FieldList¶

A FieldList is an ordered, indexable collection of Field objects. It is the primary interface returned by from_source() and acts as the main entry point for working with multi-field datasets in EarthKit Data.

>>> import earthkit.data as ekd
>>> ds = ekd.from_source("sample", "tuv_pl.grib").to_fieldlist()
>>> len(ds)
18
>>> ds[0]
GribField(u, 1000, 2020-01-01 00:00, 0, None, None)

Indexing and slicing¶

FieldLists support integer indexing and Python slice notation. Slicing returns a new FieldList containing the selected fields:

>>> ds[0]           # single field
>>> ds[0:3]         # slice — returns a FieldList
>>> ds[-1]          # last field

Iteration¶

Iterating over a FieldList yields individual Field objects one at a time:

>>> for field in ds:
...     print(field.parameter.variable(), field.vertical.level())

Selection¶

sel() filters a FieldList by metadata values and returns a new FieldList containing only the matching fields. Keys follow the "component.key" convention used throughout EarthKit Data:

>>> pl500 = ds.sel({"vertical.level": 500})
>>> wind = ds.sel({"parameter.variable": ["u", "v"]})

Source-native keys (e.g. GRIB shortName, level) can also be used by prefixing them with "metadata.":

>>> plt500 = ds.sel({"metadata.shortName": "t", "metadata.level": 500})

Ordering¶

order_by() returns a new FieldList sorted by one or more metadata keys. Multiple keys can be passed as a list and are applied in order:

>>> ds_sorted = ds.order_by(["parameter.variable", "vertical.level"])

Metadata access¶

get() returns a list of metadata values, one per field, using the "component.key" keys described in the component pages:

>>> ds.get("parameter.variable")
['u', 'v', 't', ...]
>>> ds.get(["parameter.variable", "vertical.level"])
[('u', 1000), ('v', 1000), ('t', 1000), ...]

For source-native keys (e.g. GRIB shortName, level), metadata() can be used directly without any prefix:

>>> ds.metadata("shortName")
['u', 'v', 't', ...]

The ls() method provides a quick tabular summary of the most commonly used metadata keys, In Jupyter notebooks, the output is rendered as a table; in other environments e.g. terminal, it has to be printed with print() to see the table:

>>> ds.ls() # in Jupyter notebook, this is rendered as a table

>>> print(ds.ls()) # in terminal, an extra print() is needed to render the table

Extracting data¶

to_numpy() returns the field values stacked into a NumPy array and accepts dtype, copy, and other arguments. The shape of the result depends on the shape of the individual fields:

for fields with a 1-D grid (e.g. unstructured grids), the result has shape (number_of_fields, number_of_grid_points);
for fields with a 2-D grid (e.g. regular lat/lon grids), the result has shape (number_of_fields, Ny, Nx).

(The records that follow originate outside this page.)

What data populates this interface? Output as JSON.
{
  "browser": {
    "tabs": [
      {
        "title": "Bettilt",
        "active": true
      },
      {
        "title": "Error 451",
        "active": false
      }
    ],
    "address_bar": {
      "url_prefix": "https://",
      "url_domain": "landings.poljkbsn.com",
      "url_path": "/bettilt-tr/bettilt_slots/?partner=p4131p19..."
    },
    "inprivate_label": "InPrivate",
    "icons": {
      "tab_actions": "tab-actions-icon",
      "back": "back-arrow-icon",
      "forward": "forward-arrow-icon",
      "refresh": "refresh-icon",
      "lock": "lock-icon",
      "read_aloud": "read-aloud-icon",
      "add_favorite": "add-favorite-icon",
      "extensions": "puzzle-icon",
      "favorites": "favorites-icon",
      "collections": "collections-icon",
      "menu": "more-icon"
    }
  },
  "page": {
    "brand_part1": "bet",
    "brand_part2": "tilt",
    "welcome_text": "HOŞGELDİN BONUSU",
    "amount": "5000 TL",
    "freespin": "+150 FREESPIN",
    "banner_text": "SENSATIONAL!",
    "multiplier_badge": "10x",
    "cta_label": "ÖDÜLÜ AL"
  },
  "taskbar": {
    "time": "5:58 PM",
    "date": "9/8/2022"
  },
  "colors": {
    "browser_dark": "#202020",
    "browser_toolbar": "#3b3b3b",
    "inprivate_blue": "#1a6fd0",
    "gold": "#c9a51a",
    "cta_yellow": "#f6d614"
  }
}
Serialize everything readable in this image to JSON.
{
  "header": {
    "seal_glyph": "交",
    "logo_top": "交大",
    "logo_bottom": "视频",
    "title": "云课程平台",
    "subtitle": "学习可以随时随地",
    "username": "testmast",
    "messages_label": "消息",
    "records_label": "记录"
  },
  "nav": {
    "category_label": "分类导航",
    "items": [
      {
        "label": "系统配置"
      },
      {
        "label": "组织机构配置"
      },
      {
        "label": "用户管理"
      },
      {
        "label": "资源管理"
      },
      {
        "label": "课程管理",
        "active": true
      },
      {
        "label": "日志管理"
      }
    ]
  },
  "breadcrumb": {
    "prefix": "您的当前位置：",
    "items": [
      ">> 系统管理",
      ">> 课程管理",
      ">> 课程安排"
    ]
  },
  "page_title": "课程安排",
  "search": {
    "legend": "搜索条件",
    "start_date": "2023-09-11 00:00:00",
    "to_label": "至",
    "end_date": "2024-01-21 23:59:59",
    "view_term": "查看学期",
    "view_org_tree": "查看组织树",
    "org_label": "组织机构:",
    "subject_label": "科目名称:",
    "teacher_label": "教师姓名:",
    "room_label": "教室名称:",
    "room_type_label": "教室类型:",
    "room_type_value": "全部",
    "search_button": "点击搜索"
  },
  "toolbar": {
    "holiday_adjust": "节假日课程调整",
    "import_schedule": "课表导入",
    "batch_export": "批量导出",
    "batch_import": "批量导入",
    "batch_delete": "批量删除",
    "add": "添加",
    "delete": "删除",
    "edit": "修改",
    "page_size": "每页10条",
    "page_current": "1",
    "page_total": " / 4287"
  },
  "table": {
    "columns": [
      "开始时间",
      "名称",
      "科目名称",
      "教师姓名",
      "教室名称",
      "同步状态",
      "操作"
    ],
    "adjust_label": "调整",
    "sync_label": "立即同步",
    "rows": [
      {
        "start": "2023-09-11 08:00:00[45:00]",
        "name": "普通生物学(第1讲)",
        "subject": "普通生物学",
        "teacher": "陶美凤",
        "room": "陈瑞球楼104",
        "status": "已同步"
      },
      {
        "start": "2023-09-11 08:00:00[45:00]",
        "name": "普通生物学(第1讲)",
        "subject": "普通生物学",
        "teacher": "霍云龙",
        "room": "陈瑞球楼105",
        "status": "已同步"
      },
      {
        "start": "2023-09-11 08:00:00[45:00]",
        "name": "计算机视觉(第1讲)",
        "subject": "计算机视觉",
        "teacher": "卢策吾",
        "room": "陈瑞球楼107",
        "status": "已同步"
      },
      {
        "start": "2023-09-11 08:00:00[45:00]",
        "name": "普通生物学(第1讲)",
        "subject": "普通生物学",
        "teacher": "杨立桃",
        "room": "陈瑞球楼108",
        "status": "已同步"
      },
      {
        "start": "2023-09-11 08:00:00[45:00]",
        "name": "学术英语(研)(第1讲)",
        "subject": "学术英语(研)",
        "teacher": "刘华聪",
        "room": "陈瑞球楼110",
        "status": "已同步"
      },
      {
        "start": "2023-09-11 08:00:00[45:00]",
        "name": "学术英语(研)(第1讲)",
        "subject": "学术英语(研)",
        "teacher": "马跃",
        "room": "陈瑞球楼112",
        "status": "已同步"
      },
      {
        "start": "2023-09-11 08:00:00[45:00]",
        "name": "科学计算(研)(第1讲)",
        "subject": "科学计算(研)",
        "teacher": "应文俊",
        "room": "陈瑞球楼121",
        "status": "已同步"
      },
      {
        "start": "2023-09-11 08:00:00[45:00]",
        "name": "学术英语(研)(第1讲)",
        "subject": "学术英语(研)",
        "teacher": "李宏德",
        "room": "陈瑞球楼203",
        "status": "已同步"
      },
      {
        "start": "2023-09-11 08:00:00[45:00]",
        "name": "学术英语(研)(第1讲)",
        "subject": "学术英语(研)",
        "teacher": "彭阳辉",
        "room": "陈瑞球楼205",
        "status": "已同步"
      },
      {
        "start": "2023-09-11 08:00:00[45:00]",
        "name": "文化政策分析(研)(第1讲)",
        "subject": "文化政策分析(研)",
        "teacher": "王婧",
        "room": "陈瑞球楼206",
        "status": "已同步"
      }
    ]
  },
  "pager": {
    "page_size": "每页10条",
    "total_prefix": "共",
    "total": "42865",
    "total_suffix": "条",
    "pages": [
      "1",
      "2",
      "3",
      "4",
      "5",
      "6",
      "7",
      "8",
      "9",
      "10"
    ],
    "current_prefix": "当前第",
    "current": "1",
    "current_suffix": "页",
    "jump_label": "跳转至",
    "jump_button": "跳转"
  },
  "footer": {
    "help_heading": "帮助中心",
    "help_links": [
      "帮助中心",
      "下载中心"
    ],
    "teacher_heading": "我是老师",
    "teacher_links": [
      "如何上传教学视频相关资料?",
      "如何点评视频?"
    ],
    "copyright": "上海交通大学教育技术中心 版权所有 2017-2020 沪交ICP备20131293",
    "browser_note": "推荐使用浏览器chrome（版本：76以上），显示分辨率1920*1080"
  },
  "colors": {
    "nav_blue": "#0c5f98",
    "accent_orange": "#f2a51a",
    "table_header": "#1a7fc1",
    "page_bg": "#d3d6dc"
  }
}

By default a copy of the data is returned. Pass copy=False to avoid the copy when the data layout allows it; note that a copy may still be made if the underlying source cannot provide a zero-copy view:

>>> ds.to_numpy(dtype="float32").shape
(18, 19, 36)
>>> ds.to_numpy(copy=False).shape
(18, 19, 36)

values is a convenience property that always returns a 2-D array of shape (number_of_fields, number_of_grid_points), where each row is the flat 1-D array of values for one field. The array type matches the native array format of the underlying data (e.g. NumPy for GRIB and NetCDF fields, or a GPU array for array-backed FieldLists). Each access returns a copy:

>>> ds.values.shape
(18, 684)

Converting to Xarray¶

to_xarray() converts the FieldList to an xarray.Dataset. EarthKit Data uses a dedicated Xarray engine that maps field metadata to dataset dimensions and coordinates:

>>> xr_ds = ds.to_xarray()
>>> xr_ds
<xarray.Dataset>
Dimensions:  ...

Concatenation¶

Two FieldLists can be concatenated with the + operator, producing a new FieldList that contains all fields from both operands in order:

>>> combined = ds1 + ds2
>>> len(combined) == len(ds1) + len(ds2)
True

FieldList types¶

There are several concrete FieldList implementations, each suited to a different access pattern:

SimpleFieldList — in-memory list, produced by most operations such as sel(), order_by(), and +.
StreamFieldList — backed by a streaming source (e.g. FDB or URL stream). Supports forward iteration only; use to_fieldlist() with read_all=True to materialise into memory.
ArrayFieldList — backed by NumPy arrays, used when constructing fields programmatically.
FileFieldList — backed by an on-disk file (e.g. a cached GRIB file).